Jeden Abend kam zuerst der Papa (Rüde) heraus, schüttelte 2-3 Mal und verschwand dann für die gesamte Nacht im Wald. Nur im Frühjahr, als die Winterruhe vorbei war, half er ein wenig im Haushalt. Holte wie die Mutter, mit viel Lärm, frisches Laub herbei und ward nach 3-4 Aktionen nicht mehr gesehen. Die Mutter vergrößerte mit viel Elan einen Eingang und man konnte schön sehen, wie die Furche vor dem Bau durch das Rein und Raus immer tiefer wurde. In der Zwischenzeit erschienen auch die Jährlinge und ein wenig später auch die "frisch" geborenen Dachskinder, die noch ein weicheres, flauschig aussehendes und  weniger kontrastreiches Oberfell haben. Es ist kaum zu glauben, wie schnell die behäbig wirkenden Tiere sein können, wenn sie einander hinterherjagen. Ich dachte mir: "denen möchte ich nicht davon laufen müssen". Später am Abend (eigentlich schon in der Nacht) verlassen die Einjährigen bzw. schon älteren Dachse allein oder mit der Mutter die Umgebung des Dachsbaus, um sich Nahrung zu suchen. Die Frischlinge sah ich noch nicht davon laufen, sondern sie gingen in den Bau zurück. Vielleicht warten da Oma und Opa ? Und passen auf sie auf. Sozusagen Babysitting. Jeden Abend konnte ich den gleichen Ablauf beobachten.
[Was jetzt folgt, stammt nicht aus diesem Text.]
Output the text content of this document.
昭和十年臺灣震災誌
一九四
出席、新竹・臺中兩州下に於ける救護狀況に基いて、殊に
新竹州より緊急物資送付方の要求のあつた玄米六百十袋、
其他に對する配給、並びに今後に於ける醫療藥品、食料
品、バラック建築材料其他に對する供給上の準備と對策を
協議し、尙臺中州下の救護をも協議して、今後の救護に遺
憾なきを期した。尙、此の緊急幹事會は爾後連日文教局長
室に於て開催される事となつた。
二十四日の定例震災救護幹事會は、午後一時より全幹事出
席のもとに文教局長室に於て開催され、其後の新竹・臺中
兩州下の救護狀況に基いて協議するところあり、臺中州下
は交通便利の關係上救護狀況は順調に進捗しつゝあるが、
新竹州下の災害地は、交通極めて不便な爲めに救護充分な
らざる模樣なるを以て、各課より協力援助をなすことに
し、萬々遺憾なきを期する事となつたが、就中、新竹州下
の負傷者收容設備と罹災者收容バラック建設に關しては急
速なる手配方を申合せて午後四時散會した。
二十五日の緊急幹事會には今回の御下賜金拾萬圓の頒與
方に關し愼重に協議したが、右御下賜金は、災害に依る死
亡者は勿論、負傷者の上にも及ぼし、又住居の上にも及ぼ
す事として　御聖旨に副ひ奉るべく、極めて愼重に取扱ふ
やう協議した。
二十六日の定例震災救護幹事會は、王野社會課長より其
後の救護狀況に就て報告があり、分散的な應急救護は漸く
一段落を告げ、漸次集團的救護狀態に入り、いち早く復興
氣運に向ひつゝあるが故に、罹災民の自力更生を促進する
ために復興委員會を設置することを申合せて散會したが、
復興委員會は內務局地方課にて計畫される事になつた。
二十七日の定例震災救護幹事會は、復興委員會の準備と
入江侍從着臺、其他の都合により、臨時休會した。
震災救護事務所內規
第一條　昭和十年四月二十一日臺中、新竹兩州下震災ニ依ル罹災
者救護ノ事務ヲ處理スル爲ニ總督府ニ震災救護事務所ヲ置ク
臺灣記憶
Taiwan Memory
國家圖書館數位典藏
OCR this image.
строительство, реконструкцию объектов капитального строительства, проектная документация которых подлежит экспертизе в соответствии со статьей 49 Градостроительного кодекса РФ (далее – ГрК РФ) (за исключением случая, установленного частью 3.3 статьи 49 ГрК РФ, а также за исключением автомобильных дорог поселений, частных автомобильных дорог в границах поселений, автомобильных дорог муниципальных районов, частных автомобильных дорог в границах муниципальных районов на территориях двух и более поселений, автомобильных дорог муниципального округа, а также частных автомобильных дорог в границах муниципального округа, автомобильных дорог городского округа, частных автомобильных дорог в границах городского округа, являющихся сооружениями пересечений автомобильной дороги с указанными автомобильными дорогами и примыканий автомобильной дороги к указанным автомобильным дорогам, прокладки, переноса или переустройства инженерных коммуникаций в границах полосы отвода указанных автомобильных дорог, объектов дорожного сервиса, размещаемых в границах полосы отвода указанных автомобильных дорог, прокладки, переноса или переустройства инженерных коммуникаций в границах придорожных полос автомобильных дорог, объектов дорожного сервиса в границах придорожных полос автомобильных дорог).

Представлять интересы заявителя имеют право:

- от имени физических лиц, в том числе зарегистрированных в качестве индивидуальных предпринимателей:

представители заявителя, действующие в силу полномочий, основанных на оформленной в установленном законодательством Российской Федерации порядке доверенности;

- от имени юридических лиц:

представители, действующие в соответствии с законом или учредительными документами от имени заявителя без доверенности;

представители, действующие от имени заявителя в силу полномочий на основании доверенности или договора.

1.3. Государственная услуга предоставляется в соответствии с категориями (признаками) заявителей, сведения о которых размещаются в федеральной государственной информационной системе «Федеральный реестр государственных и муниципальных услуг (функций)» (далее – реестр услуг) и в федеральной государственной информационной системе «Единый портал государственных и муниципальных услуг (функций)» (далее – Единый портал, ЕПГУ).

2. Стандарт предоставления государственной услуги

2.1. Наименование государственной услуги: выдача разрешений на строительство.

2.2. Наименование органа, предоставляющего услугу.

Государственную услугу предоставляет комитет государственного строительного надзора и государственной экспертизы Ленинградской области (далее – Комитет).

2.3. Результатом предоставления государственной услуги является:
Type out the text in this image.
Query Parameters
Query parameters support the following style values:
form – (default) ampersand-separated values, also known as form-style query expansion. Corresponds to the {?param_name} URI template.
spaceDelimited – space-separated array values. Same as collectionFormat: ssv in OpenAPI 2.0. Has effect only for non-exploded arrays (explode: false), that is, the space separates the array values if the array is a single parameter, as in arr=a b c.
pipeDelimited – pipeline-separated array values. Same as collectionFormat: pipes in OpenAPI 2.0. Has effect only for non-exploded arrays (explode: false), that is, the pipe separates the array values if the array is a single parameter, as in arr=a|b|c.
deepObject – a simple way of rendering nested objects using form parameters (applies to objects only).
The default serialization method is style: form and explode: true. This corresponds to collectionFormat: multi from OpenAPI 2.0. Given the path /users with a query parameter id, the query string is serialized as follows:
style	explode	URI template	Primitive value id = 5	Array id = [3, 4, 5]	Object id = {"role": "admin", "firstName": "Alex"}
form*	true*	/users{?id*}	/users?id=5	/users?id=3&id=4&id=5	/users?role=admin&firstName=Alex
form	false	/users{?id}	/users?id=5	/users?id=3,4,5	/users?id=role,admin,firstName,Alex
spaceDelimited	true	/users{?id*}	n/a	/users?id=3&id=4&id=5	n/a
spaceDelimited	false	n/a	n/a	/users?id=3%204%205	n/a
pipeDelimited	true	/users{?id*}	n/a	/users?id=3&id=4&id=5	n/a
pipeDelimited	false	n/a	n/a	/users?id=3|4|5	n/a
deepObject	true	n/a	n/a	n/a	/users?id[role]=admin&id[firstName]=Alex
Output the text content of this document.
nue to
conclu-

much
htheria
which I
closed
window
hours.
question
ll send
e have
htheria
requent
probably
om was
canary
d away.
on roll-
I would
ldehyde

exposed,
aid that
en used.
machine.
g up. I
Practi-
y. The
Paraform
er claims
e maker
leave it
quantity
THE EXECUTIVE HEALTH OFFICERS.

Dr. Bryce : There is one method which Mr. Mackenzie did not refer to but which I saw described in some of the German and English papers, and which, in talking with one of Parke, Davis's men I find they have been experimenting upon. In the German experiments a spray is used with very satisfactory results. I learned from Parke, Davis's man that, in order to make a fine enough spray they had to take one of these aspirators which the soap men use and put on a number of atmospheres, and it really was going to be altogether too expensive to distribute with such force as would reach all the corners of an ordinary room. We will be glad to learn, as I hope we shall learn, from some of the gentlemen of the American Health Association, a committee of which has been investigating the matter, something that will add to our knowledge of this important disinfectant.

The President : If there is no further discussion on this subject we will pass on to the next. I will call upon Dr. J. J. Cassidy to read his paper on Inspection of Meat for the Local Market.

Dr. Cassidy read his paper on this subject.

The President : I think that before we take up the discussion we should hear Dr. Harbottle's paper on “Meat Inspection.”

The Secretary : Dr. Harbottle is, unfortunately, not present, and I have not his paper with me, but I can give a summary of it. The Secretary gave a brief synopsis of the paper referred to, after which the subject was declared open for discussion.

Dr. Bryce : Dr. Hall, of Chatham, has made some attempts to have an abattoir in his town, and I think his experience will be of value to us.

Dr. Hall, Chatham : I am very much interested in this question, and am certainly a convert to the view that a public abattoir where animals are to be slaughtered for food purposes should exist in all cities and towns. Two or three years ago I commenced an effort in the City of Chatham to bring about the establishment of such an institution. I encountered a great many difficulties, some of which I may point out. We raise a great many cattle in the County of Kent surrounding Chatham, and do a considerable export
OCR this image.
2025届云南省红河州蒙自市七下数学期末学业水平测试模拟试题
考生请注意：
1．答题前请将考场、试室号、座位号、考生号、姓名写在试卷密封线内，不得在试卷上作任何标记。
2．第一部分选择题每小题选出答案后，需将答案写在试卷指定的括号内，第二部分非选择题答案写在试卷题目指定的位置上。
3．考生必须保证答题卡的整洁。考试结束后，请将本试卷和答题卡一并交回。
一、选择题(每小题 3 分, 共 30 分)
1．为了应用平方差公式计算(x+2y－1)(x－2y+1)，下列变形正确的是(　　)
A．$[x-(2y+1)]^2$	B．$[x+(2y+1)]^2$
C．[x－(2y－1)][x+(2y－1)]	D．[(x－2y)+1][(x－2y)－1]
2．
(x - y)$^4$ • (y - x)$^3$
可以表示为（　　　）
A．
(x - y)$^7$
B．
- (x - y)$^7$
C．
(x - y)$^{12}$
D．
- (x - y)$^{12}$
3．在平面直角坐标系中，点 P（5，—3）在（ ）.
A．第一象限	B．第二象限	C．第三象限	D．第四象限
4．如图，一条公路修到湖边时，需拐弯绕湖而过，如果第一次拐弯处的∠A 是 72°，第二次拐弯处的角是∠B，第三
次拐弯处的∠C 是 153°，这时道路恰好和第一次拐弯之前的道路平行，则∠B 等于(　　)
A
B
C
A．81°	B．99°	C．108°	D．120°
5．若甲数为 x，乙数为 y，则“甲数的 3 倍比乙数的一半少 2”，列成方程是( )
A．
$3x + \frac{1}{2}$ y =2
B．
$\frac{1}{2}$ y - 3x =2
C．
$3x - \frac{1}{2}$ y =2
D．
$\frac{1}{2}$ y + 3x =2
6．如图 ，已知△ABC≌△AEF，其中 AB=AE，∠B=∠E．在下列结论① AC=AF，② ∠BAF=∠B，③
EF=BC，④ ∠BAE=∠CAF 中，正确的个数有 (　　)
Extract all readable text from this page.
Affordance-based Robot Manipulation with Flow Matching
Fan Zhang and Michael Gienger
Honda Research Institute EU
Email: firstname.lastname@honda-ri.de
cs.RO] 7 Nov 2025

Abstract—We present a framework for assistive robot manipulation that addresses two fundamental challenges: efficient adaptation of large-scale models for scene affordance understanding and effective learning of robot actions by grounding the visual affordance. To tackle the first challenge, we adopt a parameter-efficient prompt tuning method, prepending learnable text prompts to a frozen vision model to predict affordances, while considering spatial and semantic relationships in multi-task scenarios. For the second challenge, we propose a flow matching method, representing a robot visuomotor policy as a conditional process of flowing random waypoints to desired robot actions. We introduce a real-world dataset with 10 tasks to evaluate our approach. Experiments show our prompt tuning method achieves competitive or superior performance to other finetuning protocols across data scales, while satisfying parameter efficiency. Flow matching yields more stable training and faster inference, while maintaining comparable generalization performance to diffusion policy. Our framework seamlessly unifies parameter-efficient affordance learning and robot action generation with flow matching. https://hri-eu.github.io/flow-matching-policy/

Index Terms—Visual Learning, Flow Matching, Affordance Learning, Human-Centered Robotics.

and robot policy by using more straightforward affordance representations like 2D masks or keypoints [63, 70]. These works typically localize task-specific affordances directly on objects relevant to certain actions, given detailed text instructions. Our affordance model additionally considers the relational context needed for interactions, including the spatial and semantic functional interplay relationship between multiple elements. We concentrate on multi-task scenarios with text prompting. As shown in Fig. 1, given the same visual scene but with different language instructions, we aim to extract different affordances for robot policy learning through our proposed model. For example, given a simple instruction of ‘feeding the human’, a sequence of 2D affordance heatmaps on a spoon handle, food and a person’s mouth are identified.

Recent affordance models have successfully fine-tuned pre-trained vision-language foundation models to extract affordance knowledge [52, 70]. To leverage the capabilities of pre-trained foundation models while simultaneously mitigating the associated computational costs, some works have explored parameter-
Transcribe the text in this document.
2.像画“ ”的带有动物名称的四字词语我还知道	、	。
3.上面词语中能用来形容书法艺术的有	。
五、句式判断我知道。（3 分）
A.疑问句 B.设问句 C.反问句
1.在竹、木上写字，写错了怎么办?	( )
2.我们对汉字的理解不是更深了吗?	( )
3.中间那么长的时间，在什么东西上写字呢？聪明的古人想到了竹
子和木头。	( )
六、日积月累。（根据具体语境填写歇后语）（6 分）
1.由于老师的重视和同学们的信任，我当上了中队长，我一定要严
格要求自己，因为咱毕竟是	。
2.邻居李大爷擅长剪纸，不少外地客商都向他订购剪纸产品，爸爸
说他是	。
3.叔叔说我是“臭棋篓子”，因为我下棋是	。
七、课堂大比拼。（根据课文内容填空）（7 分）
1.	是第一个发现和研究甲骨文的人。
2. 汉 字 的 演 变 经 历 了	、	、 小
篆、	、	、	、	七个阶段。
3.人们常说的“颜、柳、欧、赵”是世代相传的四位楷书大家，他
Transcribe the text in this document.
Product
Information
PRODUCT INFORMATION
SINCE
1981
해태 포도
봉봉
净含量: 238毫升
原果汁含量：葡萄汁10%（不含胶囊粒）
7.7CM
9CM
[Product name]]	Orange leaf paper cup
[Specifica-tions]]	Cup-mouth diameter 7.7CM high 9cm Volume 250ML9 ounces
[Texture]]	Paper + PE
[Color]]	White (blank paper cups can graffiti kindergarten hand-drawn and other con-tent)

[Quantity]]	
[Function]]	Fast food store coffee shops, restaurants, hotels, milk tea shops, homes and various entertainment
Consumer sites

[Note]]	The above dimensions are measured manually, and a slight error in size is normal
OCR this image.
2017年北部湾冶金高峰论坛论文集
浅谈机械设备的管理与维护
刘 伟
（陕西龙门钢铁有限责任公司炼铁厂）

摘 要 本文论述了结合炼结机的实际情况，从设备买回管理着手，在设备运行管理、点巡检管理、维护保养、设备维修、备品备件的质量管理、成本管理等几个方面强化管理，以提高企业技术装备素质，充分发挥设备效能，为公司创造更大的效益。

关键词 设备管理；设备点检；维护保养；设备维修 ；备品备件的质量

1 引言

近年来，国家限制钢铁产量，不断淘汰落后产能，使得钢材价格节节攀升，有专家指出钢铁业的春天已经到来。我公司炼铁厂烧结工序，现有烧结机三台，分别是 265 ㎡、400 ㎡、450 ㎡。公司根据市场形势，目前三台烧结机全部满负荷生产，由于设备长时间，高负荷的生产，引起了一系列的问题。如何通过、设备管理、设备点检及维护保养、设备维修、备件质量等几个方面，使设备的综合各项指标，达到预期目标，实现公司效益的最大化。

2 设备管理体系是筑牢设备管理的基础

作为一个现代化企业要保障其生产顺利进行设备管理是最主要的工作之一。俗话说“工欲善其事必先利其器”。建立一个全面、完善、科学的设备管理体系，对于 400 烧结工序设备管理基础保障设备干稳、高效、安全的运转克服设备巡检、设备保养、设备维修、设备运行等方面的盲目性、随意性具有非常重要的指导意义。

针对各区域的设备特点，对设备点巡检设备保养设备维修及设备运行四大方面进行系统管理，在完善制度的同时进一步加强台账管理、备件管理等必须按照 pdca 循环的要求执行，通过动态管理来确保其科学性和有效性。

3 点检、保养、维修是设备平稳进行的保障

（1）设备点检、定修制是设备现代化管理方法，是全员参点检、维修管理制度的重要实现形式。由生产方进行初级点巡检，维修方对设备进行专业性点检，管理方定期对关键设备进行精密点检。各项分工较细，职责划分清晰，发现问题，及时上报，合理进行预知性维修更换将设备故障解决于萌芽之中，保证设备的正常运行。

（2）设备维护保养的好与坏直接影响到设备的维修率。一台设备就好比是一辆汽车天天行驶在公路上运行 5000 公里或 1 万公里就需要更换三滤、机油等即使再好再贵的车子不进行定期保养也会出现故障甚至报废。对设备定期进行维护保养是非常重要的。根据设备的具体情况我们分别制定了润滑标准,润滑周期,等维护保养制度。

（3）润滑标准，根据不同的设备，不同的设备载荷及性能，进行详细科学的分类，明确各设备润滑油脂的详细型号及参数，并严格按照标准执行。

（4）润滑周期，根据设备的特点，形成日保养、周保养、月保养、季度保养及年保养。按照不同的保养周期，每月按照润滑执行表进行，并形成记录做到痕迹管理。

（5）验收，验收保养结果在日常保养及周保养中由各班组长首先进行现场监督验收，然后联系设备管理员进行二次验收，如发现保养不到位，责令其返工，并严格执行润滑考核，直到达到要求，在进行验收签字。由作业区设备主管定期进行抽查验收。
Mein schönstes Dachserlebnis:

 An einem Abend saß nicht unter dem Tarnnetz, sondern unter einer Glocke von Moskitos und versuchte mich erfolglos gegen die Stiche zu wehren. Als sich ein schon ausgewachsener Dachs aus der spielenden Gruppe löste und sich von einem Baum zu anderen zielstrebig, aber doch den Eindruck erweckend, kein Interesse an mir zu haben, auf mich zubewegte. In der Zwischenzeit konnte ich etwas ruhiger sitzen, da sich die Moskitos aufgrund des Temperaturrückgangs etwas beruhigt hatten. Die letzten 5-6 Meter zeigte der Dachs kein Interesse mehr an den Bäumen, die er nur scheinbar und zur "Tarnung" umstreift hatte, sondern lief schnurstracks auf mich zu. Einen Meter vor mir hielt er an. Ich hätte ihn streicheln können, war aber so überrascht, dass ich nur wie versteinert da saß und wir uns kurz anschauten. An Fotos war aufgrund der Dunkelheit nicht mehr zu denken, aber das Zwielicht reichte aus, um tief in seine neugierigen Augen zu schauen. Total "von den Socken" blieb ich ruhig sitzen. Hoffentlich hat mir sonst niemand zugesehen oder zugehört, denn ich begann mit ihm zu reden: "ich bin der Günther, wie heißt denn du ? Du bist ein stattlicher Kerl und möchtest wohl mit mir spielen". Den weiteren Gesprächs- bzw. Monologinhalt erspare ich mir, bevor es noch peinlicher wird. Der Dachs (ich nenne ich Fridolin) neigte den Kopf zuerst eine Weile nach rechts, dann nach links. Gefühl standen wir uns eine halbe Stunde so gegenüber (sicherlich war es höchstens 1 Minute, die wunderschön lang war), bis er sich langsam umdrehte, die ausgelassenen Bäume ganz in meiner Nähe beschnupperte und sich wieder unter Seinesgleichen mischte. Mein Herz klopfte bis zum Hals. Nicht aus Angst, sondern aus Freude, von den Dachsen so freundlich aufgenommen zu worden zu sein. Auch wenn diese wehrhaften Tiere Pranken habe, mit denen ich keine Bekanntschaft machen möchte, zeigt dieses Erlebnis wieder einmal: wenn man den "Wildtieren" nichts Böses will, warten kann, bis sie von sich aus Interesse zeigen und die Fluchtdistanz einhält, muss man keine Angst vor ihnen haben. Sie bedrohen den Menschen nicht, sondern wenn, dann bedroht der Mensch sie und sie wehren sich. Wer würde dies nicht tun ? Wie gerne würde ich wirklich mit ihnen sprechen können.